Jaa


ICT4D Explained

ICT4D, or "Information and Communication Technologies for Development" is the name for the multidisciplinary academic approach involving the application of high tech to address international development problems. Kentaro Toyama - who leads Microsoft Research's Technology for Emerging Markets (TEM) group in India - just forwarded around some pointers to a series of papers that appeared in IEEE's Computer June 2008 edition. These articles combine to serve as a great primer on the subject.

You can read an overview paper on ICT4D that Kentaro co-authored here, along with instructions on how to access the rest of the papers here. We are going to try to get permissions to host the papers on the UP website, so stay tuned.

Included in the papers is one the TEM team wrote with Rajesh Veeraraghavan from Berkeley. It provides an overview of some of the projects the lab is doing, including Digital Green (which it describes as "Farmer Idol"), and presents a model for the 5 stages of design that ICT4D projects seem to experience:

  • Wonder: Recognition of the size or severity of a particular
    challenge in development and wonder that
    the problem persists.
  • Exuberance: Excitement at devising an initial technical
    solution.
  • Realization: Discovery of ground realities when the
    initial solution doesn’t quite work and realization
    that the real problem is elsewhere.
  • Adaptation: Creation of a new solution that solves
    the real problem.
  • Identification: An identification with the user that
    often explains the gap between exuberance and realization.

Kentaro always hammers us back in Redmond on the need to get out into the communities where these projects are being deployed in order to truly understand how the solution is (or is not) being used. Oftentimes what you think you are working on isn't the real problem that needs to be solved. The paper describes how the team evolved this model from experience in projects involving "textless" UI, micro enterprises, microfinance, social enterprises, and agriculture extension.

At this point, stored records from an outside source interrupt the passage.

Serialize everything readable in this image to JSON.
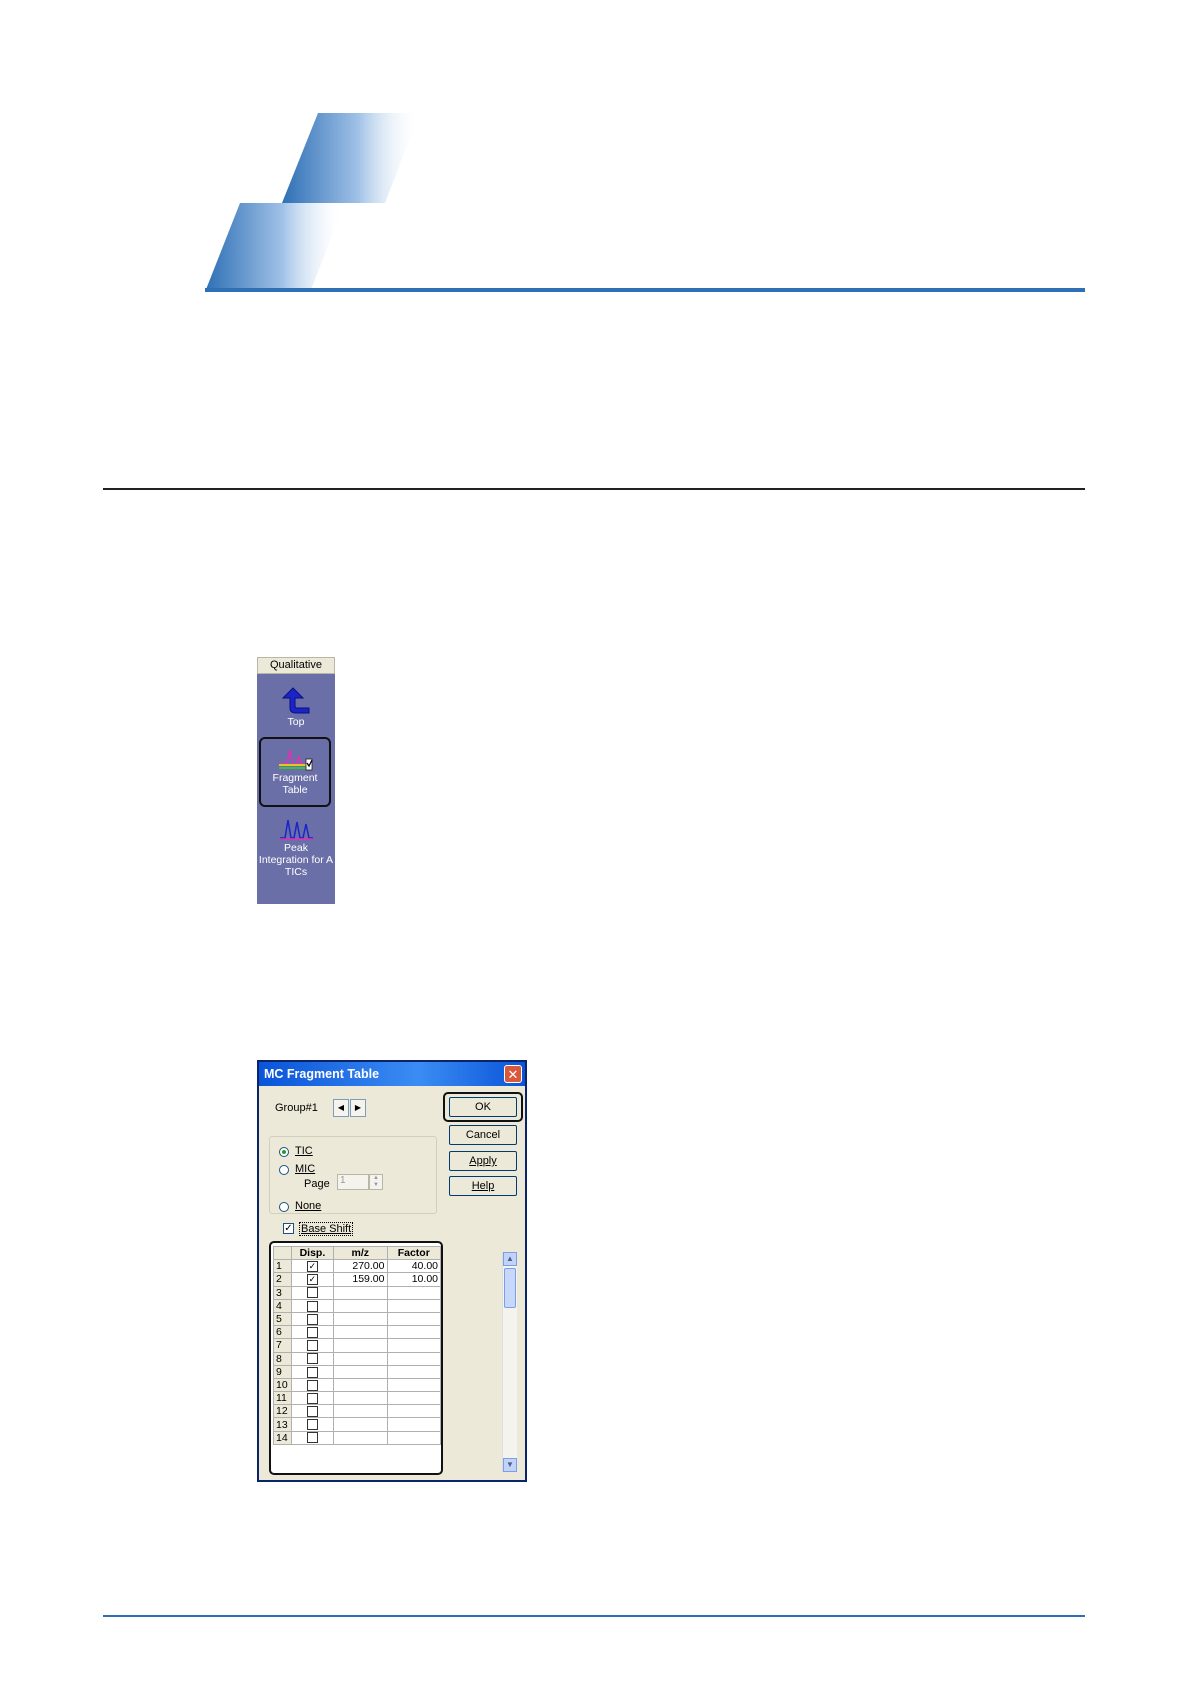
{
  "qualitative_panel": {
    "header": "Qualitative",
    "items": [
      {
        "label_line1": "Top",
        "label_line2": "",
        "label_line3": ""
      },
      {
        "label_line1": "Fragment",
        "label_line2": "Table",
        "label_line3": ""
      },
      {
        "label_line1": "Peak",
        "label_line2": "Integration for A",
        "label_line3": "TICs"
      }
    ]
  },
  "dialog": {
    "title": "MC Fragment Table",
    "close_glyph": "✕",
    "group_label": "Group#1",
    "prev_glyph": "◀",
    "next_glyph": "▶",
    "buttons": {
      "ok": "OK",
      "cancel": "Cancel",
      "apply": "Apply",
      "help": "Help"
    },
    "radios": {
      "tic": "TIC",
      "mic": "MIC",
      "none": "None",
      "selected": "TIC"
    },
    "page_label": "Page",
    "page_value": "1",
    "base_shift_label": "Base Shift",
    "base_shift_checked": true,
    "table": {
      "columns": [
        "",
        "Disp.",
        "m/z",
        "Factor"
      ],
      "rows": [
        {
          "idx": "1",
          "disp": true,
          "mz": "270.00",
          "factor": "40.00"
        },
        {
          "idx": "2",
          "disp": true,
          "mz": "159.00",
          "factor": "10.00"
        },
        {
          "idx": "3",
          "disp": false,
          "mz": "",
          "factor": ""
        },
        {
          "idx": "4",
          "disp": false,
          "mz": "",
          "factor": ""
        },
        {
          "idx": "5",
          "disp": false,
          "mz": "",
          "factor": ""
        },
        {
          "idx": "6",
          "disp": false,
          "mz": "",
          "factor": ""
        },
        {
          "idx": "7",
          "disp": false,
          "mz": "",
          "factor": ""
        },
        {
          "idx": "8",
          "disp": false,
          "mz": "",
          "factor": ""
        },
        {
          "idx": "9",
          "disp": false,
          "mz": "",
          "factor": ""
        },
        {
          "idx": "10",
          "disp": false,
          "mz": "",
          "factor": ""
        },
        {
          "idx": "11",
          "disp": false,
          "mz": "",
          "factor": ""
        },
        {
          "idx": "12",
          "disp": false,
          "mz": "",
          "factor": ""
        },
        {
          "idx": "13",
          "disp": false,
          "mz": "",
          "factor": ""
        },
        {
          "idx": "14",
          "disp": false,
          "mz": "",
          "factor": ""
        }
      ]
    }
  },
  "colors": {
    "accent": "#2e6fb5",
    "panel": "#6b6fa8",
    "title_bar": "#0a54d8"
  }
}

Another paper from Richard Heeks at the University of Manchester describes "ICT4D 2.0", a concept that reflects the importance of sustainability and relevance in getting these projects to succeed. These are lessons learned from over a decade's experience with these types of projects. In Heeks' view, ICT4D 1.0 involves primarily PC and landline- based solutions (usually rural telecenters) that encounter environmental issues (rodents gnaw cables, dust clogs machines) or relevance issues (if I live in a remote village, exactly who am I sending an email to?) He thinks a more accessible platform for these types of projects are low cost cell phones using SMS and messaging, community radio, and even community participatory video (like what is used in Project Green.)

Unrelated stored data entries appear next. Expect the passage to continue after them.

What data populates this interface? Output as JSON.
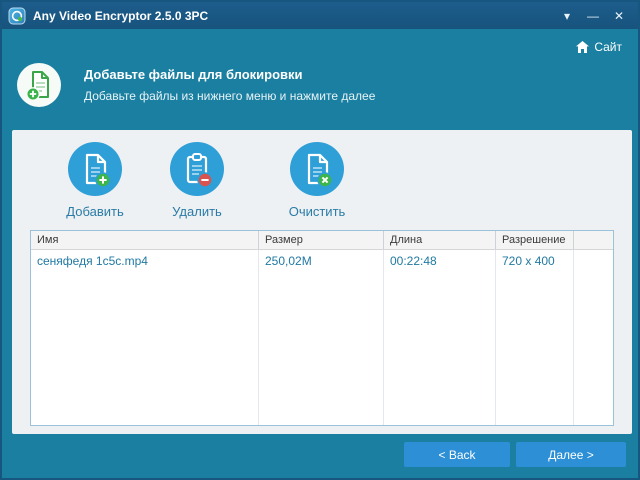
{
  "window": {
    "title": "Any Video Encryptor 2.5.0 3PC",
    "controls": {
      "menu": "▾",
      "minimize": "—",
      "close": "✕"
    }
  },
  "topbar": {
    "site_link": "Сайт"
  },
  "header": {
    "title": "Добавьте файлы для блокировки",
    "subtitle": "Добавьте файлы из нижнего меню и нажмите далее"
  },
  "toolbar": {
    "add_label": "Добавить",
    "delete_label": "Удалить",
    "clear_label": "Очистить"
  },
  "table": {
    "columns": [
      "Имя",
      "Размер",
      "Длина",
      "Разрешение",
      ""
    ],
    "rows": [
      {
        "name": "сеняфедя 1с5с.mp4",
        "size": "250,02M",
        "length": "00:22:48",
        "resolution": "720 x 400"
      }
    ]
  },
  "footer": {
    "back_label": "< Back",
    "next_label": "Далее >"
  },
  "colors": {
    "titlebar": "#17537d",
    "background": "#1a7fa0",
    "panel": "#eef1f4",
    "accent_circle": "#2f9fd7",
    "button_blue": "#2d8fd6",
    "row_text": "#2179a2",
    "green": "#3cb54a",
    "red": "#d9534f"
  }
}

Within the UP Group, we are strong believers in the importance of simple cell phones as a platform for these types of scenarios and have multiple projects underway in this space.

In other papers, Gary Marsden from the University of Cape Town discusses pragmatic design approaches for these low cost, "Phone First" applications that involve the creative application of Bluetooth, SMS, and phone UI.  A team from the Technology and Infrastructure for Emerging Regions (TIER) group at UC Berkeley describes the sustainability issues they encountered in designing and deploying a series of remote eye care clinics in India.